I was determined to get it right this time. I was 40 days into a 90-day media fast and there was no denying that there was a huge difference: I was level-headed. Sober-minded. Cool. Calm. Collected.
I had been down this road before. Over the years, I had wasted countless hours watching and re-watching shows. I absorbed animes, devoured documentaries, feasted on films. I was striving to satisfy an appetite for entertainment that was somehow never satisfied.
“That’s my way of relaxing” I would think, as my energy faded away. Yet, I was still happy to sacrifice hours of sleep to watch movies that I had already seen countless times. I would wake up tired the next day and look forward to coming home after work to “relax” some more.
It was a vicious cycle. A vain habit that kept countless treasures buried. What good was passion without pursuit? Or talents without refinement? I had been given the time, but misplaced priorities got the best of me.
1 year… 3 years… 5 years… 10 years of mediocre “Me Time”. After countless failed attempts at finding a balance, I was sick of it.
I knew I could do all things through Christ who strengthens me (Philippians 4:13). I knew that the Spirit of God lived in me… the One who produced love, joy, peace, patience, kindness, goodness, faithfulness, gentleness, and… oh yes… self-control (Galatians 5: 22-23). But it was still hard.
So here I was, trying to choose purpose over leisure again.
90 days. I just had to hold on for 90 days.

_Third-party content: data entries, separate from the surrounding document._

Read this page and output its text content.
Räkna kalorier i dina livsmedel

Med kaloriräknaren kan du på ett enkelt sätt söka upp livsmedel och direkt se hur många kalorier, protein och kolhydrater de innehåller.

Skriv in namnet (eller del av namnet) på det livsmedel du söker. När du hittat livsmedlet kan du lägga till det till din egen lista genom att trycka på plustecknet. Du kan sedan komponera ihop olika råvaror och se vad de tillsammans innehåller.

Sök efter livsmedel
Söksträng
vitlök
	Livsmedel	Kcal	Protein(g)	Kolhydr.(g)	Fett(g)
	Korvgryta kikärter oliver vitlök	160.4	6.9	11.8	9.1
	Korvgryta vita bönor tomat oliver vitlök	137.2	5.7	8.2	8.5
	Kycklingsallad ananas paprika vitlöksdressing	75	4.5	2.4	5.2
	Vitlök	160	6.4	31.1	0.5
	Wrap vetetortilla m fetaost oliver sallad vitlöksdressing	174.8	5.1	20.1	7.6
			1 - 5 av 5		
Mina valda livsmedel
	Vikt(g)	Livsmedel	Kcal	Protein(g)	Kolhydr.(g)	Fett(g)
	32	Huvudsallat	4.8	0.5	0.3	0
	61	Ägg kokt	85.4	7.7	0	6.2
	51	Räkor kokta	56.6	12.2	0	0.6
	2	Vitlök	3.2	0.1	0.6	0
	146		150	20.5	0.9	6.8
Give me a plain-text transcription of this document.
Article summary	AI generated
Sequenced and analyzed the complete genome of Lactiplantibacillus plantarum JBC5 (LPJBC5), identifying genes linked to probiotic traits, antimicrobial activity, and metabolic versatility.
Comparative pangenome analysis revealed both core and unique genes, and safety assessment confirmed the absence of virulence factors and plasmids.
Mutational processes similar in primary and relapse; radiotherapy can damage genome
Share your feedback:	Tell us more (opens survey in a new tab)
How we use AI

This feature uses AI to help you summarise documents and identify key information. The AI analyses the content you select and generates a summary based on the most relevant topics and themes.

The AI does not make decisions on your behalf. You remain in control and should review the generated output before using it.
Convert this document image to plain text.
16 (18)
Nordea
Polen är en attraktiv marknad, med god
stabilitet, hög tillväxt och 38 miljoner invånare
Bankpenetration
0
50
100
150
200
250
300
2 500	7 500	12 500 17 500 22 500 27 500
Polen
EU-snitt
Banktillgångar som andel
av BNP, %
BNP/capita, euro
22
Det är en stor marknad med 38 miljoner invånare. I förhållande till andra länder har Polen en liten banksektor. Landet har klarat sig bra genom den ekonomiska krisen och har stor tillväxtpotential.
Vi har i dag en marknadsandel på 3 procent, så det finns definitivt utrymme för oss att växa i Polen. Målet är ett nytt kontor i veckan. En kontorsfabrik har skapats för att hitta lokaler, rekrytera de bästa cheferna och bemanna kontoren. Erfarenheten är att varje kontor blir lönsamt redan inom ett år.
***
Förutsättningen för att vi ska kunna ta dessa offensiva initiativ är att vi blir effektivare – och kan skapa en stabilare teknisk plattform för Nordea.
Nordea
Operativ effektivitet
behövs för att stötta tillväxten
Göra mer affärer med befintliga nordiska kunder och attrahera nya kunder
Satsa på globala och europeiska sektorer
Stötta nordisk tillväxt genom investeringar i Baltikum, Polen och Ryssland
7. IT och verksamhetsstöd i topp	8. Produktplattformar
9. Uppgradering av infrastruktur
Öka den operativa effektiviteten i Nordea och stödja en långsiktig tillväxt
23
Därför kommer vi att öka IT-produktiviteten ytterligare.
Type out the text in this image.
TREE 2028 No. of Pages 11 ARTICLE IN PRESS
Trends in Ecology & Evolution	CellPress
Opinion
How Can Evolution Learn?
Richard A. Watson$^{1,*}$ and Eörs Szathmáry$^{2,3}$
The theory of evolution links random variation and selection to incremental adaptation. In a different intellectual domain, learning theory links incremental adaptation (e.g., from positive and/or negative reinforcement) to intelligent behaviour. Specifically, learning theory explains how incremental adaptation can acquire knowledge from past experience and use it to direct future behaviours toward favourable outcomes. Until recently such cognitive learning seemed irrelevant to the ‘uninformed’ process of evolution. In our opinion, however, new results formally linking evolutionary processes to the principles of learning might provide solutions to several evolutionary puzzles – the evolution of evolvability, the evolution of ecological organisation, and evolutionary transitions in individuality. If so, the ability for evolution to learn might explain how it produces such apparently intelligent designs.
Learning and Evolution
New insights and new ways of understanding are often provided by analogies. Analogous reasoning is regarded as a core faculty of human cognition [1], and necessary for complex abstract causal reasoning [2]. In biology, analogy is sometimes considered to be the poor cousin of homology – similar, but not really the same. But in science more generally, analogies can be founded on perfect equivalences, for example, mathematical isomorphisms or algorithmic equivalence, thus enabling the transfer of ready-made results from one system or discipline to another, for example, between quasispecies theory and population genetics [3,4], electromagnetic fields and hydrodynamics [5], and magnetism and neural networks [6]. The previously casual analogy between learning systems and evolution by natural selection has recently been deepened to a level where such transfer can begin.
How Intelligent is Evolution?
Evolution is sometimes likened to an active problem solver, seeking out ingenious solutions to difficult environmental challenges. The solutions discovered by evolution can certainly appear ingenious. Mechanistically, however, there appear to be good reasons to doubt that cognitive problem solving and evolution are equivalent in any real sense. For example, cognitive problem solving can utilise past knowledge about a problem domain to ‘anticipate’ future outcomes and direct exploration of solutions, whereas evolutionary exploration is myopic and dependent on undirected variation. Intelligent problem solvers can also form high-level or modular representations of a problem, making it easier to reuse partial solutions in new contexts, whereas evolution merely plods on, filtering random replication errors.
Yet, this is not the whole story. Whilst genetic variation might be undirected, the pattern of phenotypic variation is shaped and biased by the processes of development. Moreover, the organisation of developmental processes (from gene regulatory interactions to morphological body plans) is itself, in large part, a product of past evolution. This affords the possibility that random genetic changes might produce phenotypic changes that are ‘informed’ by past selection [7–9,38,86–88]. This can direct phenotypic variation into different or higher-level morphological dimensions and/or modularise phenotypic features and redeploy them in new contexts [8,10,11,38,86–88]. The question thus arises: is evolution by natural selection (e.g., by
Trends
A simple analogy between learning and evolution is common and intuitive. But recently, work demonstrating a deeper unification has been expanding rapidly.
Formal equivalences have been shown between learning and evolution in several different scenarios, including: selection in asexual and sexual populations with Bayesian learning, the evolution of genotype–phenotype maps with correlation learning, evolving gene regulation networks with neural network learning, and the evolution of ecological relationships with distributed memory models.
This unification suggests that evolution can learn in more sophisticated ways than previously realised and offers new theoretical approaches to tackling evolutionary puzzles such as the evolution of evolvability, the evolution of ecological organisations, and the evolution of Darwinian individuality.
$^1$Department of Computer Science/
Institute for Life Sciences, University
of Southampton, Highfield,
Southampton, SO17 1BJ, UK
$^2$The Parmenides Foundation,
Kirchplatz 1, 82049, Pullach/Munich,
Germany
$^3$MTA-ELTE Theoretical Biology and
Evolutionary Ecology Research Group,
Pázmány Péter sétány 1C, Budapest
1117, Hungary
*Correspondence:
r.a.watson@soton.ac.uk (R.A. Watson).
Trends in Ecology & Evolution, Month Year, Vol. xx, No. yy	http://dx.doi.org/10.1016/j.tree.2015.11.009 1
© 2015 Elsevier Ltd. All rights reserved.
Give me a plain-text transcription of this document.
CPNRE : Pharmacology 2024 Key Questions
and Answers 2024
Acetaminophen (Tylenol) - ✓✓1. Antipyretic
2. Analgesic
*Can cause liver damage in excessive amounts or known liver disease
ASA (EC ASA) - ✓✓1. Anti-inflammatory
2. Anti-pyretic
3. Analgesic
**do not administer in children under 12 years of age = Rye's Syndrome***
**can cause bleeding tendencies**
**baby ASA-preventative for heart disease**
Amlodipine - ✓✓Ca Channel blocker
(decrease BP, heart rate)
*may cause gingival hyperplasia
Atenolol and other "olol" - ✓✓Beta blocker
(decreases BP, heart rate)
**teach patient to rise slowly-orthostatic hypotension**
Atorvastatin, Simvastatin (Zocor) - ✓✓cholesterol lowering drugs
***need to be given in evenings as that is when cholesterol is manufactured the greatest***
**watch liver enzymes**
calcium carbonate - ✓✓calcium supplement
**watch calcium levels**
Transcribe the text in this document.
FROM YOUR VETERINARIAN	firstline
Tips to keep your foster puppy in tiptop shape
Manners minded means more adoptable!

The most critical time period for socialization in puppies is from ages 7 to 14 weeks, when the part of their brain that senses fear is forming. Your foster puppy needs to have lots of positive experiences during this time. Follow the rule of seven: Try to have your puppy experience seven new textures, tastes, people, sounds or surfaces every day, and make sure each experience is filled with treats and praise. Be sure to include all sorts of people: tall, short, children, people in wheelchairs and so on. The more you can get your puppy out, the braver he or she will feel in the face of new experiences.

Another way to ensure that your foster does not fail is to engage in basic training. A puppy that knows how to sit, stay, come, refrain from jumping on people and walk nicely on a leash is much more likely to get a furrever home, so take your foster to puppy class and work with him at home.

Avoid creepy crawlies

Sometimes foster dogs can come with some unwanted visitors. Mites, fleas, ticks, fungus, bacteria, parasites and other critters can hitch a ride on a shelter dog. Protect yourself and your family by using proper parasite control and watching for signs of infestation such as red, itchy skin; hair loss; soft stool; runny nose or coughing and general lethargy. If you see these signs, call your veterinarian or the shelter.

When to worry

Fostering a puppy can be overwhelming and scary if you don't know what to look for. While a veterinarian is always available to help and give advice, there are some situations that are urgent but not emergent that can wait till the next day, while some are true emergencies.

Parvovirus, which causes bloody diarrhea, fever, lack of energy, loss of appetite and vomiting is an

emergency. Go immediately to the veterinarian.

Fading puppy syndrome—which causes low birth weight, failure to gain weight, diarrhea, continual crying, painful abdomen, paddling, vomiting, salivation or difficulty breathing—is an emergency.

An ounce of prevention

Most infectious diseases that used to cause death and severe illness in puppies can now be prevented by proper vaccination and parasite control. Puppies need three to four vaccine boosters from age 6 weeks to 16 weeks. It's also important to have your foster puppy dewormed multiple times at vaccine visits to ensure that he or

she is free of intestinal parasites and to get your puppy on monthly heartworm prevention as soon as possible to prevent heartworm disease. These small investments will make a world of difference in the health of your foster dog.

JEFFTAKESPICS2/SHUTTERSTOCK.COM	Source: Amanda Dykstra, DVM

Well, let me tell ya. The 1st day was a nightmare: I almost counted the locks on my head out of sheer boredom. On the 2nd day, I realized how much free time I actually had and decided to come up with productive activities.
As the days went on, I spent more time with God, rediscovered the concept of books, started writing more frequently, pursued several dormant projects and experienced mental clarity. I thanked God because I knew that He was at work within me.
On the 40th day, I was reminded of a lesson that The Holy Spirit had taught me a little over a year ago. I was meditating on the notions of abstinence, when He told me that abstinence is done out of love for Him: I had a choice.
It was up to me to decide out of love, not out of guilt or shame or constraint, to give up certain things in order to move forward with Him. I could choose between what the world had to offer or what He had in store for me.
The illustration that came to mind was Jesus in the desert during his 40-day fast (how ironic!). When satan offered him bread to eat, he responded “Man shall not live by bread alone, but by every word that comes from the mouth of God” (Matthew 4:1-4). In other words, “I am literally starving in a desert, but I will endure because my God has a plan and He will provide in due time”.
That’s what abstinence is. It doesn’t breed envy. It doesn’t long for what was left behind, but despises all irrelevant things that once took the place of God in one’s heart. It is a joyful act of love.
I won’t deny it. Sometimes, I wonder what will happen after the fast. Sometimes, I fear that I will go back. That I will get distracted. That I will forget. But I can’t focus on that.
I know that God is faithful. And right now, I choose not to forfeit the future that He has purchased for me because of a past that He has conquered.